Last week, Kohrs disclosed that he and two surgeon partners, from Harvard University and the University of Arkansas, have invested up to $10 million in Responsive Orthopedics — so named, because the company is responding to market demands. The company will sell devices cleared by the U.S. Food and Drug Administration and made under contract by American third-party manufacturers that make products for the major device makers.
Responsive Orthopedics is only targeting hospitals getting bundled payments for hips and knees, and it will not sell physician-owned distributorships. Early customers include Mayo Clinic and Twin Cities Orthopedics, one of the largest orthopedics practices in the country with three dozen locations.
"We want to disrupt the industry in a way that benefits the industry," Kohrs said. "This should allow Mayo and the others to get [better] pricing from the other manufacturers."
Kohrs and his two partners hope to drive down the cost of devices by up to 40 percent of the typical $4,300 sticker price for hip-and-knee replacement systems by attacking the distribution model. The self-financed company plans to announce soon that a major Minnesota health care provider with deep pockets will become a minority shareholder.
They plan to avoid the traditional venture capital and private equity investors who demand 20 percent or more annual returns on their money, which necessitates big markups on medical devices. And they will sell directly to surgical centers and hospitals, not through doctor-owned or other distributors who take a markup before selling to the end user who does the surgery.
"The Big Four do not want to deal on price," Kohrs said, referring to the biggest orthopedics companies. "Four players control a multibillion-dollar [annual] market. And their prices are too high for the emerging bundled-source market."
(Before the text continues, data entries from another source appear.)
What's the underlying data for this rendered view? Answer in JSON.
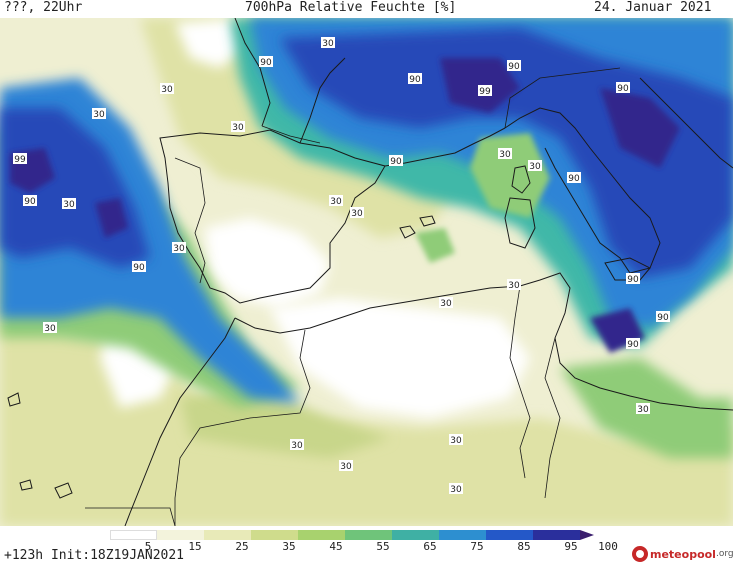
{
  "header": {
    "left": "???, 22Uhr",
    "title": "700hPa Relative Feuchte [%]",
    "date": "24. Januar 2021"
  },
  "footer": {
    "init": "+123h  Init:18Z19JAN2021",
    "logo_name": "meteopool",
    "logo_tld": ".org"
  },
  "colorbar": {
    "labels": [
      "5",
      "15",
      "25",
      "35",
      "45",
      "55",
      "65",
      "75",
      "85",
      "95",
      "100"
    ],
    "colors": [
      "#ffffff",
      "#f3f3dc",
      "#e8eab8",
      "#cfdc8c",
      "#a8d26e",
      "#6fc47a",
      "#3fb0a4",
      "#2d8fd0",
      "#2458c8",
      "#2a2f9c",
      "#3b1f6e"
    ]
  },
  "map": {
    "contour_labels": [
      "30",
      "90",
      "99"
    ],
    "colors": {
      "dry": "#ffffff",
      "light": "#efefd2",
      "pale_olive": "#dfe2a6",
      "olive": "#c8d68a",
      "green": "#8fcc78",
      "teal": "#40b8a8",
      "blue": "#2f84d6",
      "deep_blue": "#2648b8",
      "violet": "#32288c",
      "coast": "#1a1a1a"
    }
  }
}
Kohrs said the Responsive hips and knees cost less than those made by the Big Four, because they are standardized to fit about 90 percent of patients, and don't require everything needed by a small minority of patients.
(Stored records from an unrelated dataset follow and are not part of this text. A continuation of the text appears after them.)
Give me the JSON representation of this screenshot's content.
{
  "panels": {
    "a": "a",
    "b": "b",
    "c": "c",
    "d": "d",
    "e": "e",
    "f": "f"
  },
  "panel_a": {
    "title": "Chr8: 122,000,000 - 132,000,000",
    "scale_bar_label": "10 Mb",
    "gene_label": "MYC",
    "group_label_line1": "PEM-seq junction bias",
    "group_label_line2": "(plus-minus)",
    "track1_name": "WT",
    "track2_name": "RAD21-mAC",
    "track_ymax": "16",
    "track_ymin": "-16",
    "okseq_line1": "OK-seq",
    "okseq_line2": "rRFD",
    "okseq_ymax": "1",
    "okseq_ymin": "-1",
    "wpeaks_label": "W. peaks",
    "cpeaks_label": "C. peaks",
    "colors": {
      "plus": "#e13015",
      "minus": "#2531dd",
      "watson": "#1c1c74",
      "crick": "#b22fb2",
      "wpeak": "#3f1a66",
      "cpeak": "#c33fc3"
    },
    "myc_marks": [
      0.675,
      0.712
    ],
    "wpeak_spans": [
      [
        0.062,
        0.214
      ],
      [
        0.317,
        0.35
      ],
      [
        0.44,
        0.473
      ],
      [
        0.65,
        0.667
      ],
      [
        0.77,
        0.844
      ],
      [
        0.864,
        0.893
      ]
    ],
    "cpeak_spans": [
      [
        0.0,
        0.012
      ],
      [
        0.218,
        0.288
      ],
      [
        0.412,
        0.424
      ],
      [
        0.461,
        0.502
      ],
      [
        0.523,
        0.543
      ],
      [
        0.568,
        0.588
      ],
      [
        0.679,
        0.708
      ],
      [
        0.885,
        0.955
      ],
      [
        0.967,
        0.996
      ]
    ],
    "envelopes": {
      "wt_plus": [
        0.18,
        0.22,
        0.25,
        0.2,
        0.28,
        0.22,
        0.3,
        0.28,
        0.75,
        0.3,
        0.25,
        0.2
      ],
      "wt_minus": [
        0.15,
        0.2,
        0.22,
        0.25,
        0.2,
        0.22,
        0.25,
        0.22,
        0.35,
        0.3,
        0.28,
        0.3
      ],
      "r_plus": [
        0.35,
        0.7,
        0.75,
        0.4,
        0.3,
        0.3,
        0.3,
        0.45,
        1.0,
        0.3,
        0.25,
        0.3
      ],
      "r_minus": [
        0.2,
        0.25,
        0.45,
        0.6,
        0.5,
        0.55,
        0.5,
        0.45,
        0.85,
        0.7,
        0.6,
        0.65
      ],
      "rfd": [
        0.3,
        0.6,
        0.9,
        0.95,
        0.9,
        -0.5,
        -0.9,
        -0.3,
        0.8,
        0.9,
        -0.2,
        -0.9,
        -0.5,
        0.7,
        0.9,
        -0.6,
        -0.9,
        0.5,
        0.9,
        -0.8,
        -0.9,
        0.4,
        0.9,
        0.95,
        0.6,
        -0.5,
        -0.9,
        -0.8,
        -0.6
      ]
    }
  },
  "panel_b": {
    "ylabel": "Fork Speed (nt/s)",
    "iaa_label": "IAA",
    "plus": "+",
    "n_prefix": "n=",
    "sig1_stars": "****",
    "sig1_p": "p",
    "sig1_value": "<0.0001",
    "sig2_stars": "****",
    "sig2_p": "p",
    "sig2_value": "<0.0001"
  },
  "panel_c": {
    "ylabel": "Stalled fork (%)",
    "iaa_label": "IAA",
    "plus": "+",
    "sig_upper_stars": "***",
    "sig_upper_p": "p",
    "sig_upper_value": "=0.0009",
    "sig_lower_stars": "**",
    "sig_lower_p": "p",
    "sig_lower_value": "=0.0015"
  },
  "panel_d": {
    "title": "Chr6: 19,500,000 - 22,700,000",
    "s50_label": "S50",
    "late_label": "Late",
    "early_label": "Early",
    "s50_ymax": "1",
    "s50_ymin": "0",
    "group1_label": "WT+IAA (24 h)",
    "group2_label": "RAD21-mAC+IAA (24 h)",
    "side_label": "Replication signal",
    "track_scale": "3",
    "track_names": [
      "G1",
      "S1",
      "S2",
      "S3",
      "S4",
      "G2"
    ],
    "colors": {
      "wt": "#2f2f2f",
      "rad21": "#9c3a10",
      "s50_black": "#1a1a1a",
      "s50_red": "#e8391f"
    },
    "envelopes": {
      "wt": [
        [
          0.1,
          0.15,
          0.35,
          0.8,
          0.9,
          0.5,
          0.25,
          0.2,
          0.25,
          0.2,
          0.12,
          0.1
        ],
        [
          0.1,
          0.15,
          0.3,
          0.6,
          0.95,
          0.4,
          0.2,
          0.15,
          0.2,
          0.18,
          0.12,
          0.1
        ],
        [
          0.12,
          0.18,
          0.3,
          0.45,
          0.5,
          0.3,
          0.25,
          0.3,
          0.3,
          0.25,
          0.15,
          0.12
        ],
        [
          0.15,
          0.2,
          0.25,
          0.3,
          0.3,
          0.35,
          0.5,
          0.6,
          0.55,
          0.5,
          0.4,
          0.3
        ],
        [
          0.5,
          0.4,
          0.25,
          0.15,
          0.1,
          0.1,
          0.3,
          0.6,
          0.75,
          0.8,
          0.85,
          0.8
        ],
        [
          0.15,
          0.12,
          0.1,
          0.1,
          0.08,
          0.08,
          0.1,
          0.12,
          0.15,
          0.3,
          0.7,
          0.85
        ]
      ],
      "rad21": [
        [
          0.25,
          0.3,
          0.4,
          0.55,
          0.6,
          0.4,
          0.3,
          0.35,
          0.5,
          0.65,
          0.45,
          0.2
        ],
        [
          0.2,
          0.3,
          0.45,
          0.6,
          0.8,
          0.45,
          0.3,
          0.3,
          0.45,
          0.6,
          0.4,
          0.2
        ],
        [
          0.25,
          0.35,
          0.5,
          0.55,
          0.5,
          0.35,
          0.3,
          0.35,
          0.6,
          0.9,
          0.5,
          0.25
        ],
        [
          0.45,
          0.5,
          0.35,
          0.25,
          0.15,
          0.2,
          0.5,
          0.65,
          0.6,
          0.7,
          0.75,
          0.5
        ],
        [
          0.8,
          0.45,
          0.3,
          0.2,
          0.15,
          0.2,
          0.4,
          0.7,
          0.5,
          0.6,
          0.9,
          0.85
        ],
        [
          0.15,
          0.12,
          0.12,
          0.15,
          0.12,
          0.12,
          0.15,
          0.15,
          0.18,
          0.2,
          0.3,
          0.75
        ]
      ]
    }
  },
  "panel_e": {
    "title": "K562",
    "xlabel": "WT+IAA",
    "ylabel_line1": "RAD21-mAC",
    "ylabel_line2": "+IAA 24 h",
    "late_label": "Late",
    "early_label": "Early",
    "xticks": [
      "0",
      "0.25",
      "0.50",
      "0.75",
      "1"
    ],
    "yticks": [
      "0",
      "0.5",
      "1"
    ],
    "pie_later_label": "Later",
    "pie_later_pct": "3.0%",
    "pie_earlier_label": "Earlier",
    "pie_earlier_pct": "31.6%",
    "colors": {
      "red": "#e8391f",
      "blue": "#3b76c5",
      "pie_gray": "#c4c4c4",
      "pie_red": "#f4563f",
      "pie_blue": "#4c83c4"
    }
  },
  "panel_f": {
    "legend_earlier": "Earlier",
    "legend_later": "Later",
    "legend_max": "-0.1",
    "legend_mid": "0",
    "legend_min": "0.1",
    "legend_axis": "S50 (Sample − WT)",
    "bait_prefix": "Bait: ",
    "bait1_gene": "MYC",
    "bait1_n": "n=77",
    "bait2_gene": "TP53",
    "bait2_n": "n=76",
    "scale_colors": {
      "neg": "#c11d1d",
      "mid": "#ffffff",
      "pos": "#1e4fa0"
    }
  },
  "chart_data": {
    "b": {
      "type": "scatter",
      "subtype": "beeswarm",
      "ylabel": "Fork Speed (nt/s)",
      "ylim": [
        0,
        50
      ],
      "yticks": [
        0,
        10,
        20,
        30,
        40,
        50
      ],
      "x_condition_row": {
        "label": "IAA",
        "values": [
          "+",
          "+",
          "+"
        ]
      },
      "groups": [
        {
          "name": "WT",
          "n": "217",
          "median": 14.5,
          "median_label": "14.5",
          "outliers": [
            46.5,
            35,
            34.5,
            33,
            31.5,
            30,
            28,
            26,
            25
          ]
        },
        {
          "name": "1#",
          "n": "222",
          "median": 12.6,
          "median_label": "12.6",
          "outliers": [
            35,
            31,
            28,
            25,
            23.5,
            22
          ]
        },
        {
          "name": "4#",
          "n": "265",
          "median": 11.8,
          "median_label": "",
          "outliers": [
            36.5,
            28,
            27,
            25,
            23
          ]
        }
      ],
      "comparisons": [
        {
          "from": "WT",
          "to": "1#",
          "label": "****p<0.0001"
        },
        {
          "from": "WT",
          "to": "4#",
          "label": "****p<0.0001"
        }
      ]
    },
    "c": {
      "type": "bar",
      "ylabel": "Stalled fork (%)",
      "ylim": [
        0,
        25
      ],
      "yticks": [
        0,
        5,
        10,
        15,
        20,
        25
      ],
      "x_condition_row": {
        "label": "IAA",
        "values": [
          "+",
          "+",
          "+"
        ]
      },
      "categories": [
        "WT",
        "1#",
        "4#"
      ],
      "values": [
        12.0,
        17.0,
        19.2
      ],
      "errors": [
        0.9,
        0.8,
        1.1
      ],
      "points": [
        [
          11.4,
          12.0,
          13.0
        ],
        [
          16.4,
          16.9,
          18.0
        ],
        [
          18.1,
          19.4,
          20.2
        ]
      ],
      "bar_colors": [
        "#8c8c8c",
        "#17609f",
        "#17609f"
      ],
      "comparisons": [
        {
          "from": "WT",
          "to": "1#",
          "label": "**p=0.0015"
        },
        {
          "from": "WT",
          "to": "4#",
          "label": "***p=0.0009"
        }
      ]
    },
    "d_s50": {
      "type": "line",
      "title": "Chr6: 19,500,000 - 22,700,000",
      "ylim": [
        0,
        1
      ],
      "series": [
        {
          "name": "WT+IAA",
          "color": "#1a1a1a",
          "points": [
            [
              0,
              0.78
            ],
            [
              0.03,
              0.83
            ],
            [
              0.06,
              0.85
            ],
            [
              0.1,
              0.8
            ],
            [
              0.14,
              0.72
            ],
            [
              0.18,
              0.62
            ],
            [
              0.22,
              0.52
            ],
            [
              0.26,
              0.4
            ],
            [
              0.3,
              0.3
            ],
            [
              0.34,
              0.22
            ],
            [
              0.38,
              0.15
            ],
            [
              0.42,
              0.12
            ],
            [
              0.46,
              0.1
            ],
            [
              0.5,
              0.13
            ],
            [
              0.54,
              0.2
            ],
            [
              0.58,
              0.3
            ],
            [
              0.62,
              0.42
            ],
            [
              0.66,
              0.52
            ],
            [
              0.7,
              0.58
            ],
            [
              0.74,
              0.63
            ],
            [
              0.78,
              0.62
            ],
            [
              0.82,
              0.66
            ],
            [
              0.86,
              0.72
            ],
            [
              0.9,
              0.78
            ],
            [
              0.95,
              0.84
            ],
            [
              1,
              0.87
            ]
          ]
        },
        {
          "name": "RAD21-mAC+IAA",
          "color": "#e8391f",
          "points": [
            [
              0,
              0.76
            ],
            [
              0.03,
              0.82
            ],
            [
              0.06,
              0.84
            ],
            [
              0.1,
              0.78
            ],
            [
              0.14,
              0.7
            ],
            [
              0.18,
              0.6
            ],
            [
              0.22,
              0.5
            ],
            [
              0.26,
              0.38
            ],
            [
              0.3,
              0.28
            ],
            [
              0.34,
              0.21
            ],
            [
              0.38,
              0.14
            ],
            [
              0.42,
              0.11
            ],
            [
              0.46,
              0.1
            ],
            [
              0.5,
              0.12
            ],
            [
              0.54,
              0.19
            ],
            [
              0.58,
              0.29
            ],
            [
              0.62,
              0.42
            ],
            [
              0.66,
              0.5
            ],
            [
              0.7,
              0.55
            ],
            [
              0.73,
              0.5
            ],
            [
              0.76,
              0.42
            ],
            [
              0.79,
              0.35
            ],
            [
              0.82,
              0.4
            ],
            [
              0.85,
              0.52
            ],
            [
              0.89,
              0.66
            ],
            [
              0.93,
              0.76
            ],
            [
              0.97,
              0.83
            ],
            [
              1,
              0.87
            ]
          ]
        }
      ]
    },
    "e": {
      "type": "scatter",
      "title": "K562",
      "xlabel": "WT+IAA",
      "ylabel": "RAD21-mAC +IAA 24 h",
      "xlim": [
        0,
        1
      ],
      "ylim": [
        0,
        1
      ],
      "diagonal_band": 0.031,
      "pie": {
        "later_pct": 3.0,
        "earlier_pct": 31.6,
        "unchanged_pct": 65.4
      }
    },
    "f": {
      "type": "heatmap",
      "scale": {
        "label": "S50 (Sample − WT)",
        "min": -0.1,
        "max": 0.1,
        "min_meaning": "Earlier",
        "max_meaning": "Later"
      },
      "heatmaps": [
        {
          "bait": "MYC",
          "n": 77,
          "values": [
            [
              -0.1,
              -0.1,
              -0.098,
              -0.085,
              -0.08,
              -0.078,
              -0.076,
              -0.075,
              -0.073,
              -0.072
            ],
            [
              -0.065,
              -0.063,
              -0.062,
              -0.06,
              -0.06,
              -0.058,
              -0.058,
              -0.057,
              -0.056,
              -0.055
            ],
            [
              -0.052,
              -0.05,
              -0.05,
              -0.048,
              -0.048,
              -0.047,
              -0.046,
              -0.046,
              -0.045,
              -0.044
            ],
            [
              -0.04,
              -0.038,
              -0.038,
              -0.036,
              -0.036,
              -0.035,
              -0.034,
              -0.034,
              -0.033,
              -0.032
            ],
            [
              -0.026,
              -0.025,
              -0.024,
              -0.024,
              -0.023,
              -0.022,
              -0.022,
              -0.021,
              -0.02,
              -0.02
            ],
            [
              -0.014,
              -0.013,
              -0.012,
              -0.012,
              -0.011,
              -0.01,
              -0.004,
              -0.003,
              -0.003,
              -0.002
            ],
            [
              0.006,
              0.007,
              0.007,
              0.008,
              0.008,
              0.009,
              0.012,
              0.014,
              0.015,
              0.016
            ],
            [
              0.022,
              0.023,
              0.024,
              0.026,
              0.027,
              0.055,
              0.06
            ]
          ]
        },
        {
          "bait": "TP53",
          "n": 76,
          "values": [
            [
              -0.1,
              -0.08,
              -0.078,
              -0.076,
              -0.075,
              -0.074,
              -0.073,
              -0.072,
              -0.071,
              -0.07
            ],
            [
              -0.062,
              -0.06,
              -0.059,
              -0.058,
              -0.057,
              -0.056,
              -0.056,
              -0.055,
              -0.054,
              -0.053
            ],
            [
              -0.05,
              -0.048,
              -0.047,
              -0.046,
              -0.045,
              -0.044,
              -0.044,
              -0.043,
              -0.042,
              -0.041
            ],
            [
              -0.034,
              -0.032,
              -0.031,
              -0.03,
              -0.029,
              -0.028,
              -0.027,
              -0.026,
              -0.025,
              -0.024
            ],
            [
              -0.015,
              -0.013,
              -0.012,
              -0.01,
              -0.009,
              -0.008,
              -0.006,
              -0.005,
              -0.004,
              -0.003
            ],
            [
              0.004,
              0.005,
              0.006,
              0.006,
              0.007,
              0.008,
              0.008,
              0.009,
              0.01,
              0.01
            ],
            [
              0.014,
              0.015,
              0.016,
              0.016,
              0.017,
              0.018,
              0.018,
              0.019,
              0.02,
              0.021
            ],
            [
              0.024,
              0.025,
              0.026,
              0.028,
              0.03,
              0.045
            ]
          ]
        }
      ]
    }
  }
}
"Under bundled payment, if you spend too much, you pay, and if you save money, you benefit," said Dr. Lowry Barnes, 56, a veteran orthopedic surgeon who is one of Kohrs' partners and chairman of the orthopedic surgery department at the University of Arkansas for Medical Sciences. "Our state was the first in the country to have a state-based program for bundled care through Blue Cross Blue Shield, which has more than 65 percent of the commercial market. It's been good."
Private insurers, who typically pay more than Medicare, are imposing their own version of bundled payments.
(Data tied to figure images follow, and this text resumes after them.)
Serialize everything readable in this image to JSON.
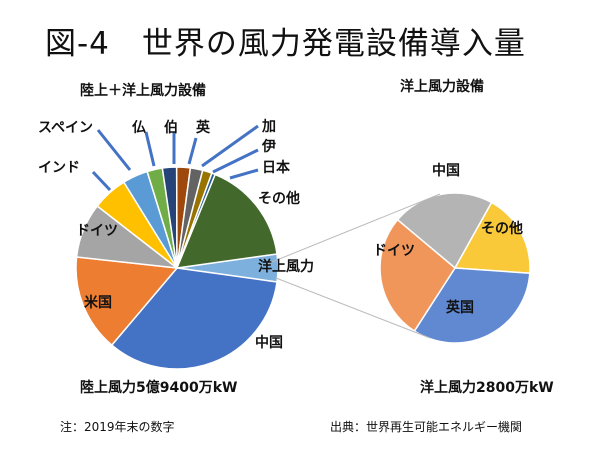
{
  "title": "図-4　世界の風力発電設備導入量",
  "note": "注：2019年末の数字",
  "source": "出典：世界再生可能エネルギー機関",
  "chart_data": [
    {
      "type": "pie",
      "title": "陸上＋洋上風力設備",
      "caption": "陸上風力5億9400万kW",
      "slices": [
        {
          "label": "洋上風力",
          "value": 4.7,
          "color": "#7EB0DE"
        },
        {
          "label": "中国",
          "value": 36,
          "color": "#4472C4"
        },
        {
          "label": "米国",
          "value": 16.5,
          "color": "#ED7D31"
        },
        {
          "label": "ドイツ",
          "value": 9.3,
          "color": "#A5A5A5"
        },
        {
          "label": "インド",
          "value": 6,
          "color": "#FFC000"
        },
        {
          "label": "スペイン",
          "value": 4.3,
          "color": "#5B9BD5"
        },
        {
          "label": "仏",
          "value": 2.6,
          "color": "#70AD47"
        },
        {
          "label": "伯",
          "value": 2.4,
          "color": "#264478"
        },
        {
          "label": "英",
          "value": 2.3,
          "color": "#9E480E"
        },
        {
          "label": "加",
          "value": 2.1,
          "color": "#636363"
        },
        {
          "label": "伊",
          "value": 1.6,
          "color": "#997300"
        },
        {
          "label": "日本",
          "value": 0.6,
          "color": "#255E91"
        },
        {
          "label": "その他",
          "value": 17.6,
          "color": "#43682B"
        }
      ]
    },
    {
      "type": "pie",
      "title": "洋上風力設備",
      "caption": "洋上風力2800万kW",
      "slices": [
        {
          "label": "中国",
          "value": 22,
          "color": "#B4B4B4"
        },
        {
          "label": "その他",
          "value": 18,
          "color": "#F9C93A"
        },
        {
          "label": "英国",
          "value": 33,
          "color": "#6089D2"
        },
        {
          "label": "ドイツ",
          "value": 27,
          "color": "#F0965A"
        }
      ]
    }
  ]
}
Dr. Owen O'Neill, a surgeon with Twin Cities Orthopedics, several years ago established one-price hip-and-knee surgeries at what are now five clinics in the Twin Cities, several of which are partly owned by Twin Cities hospitals. He helped Kohrs with the design of the new products.
"We said we need to deliver better care for less money with commercial insurers," O'Neill said Friday. "One price. Our hips are $24,000 [under private insurance]. Knees are $21,000.
"Minnesota is a high-cost medical market. The physician practices have all been bought by hospitals and the hospitals 'charge up.' Facility 'fees.' It increases the costs of the care," O'Neill added.
"We deliver the entire 90-day episode care with one bill, instead of anesthesia bill, a physical therapy bill … and all the other bills and we are 30 percent less expensive [than hospitals] and patients have a better experience."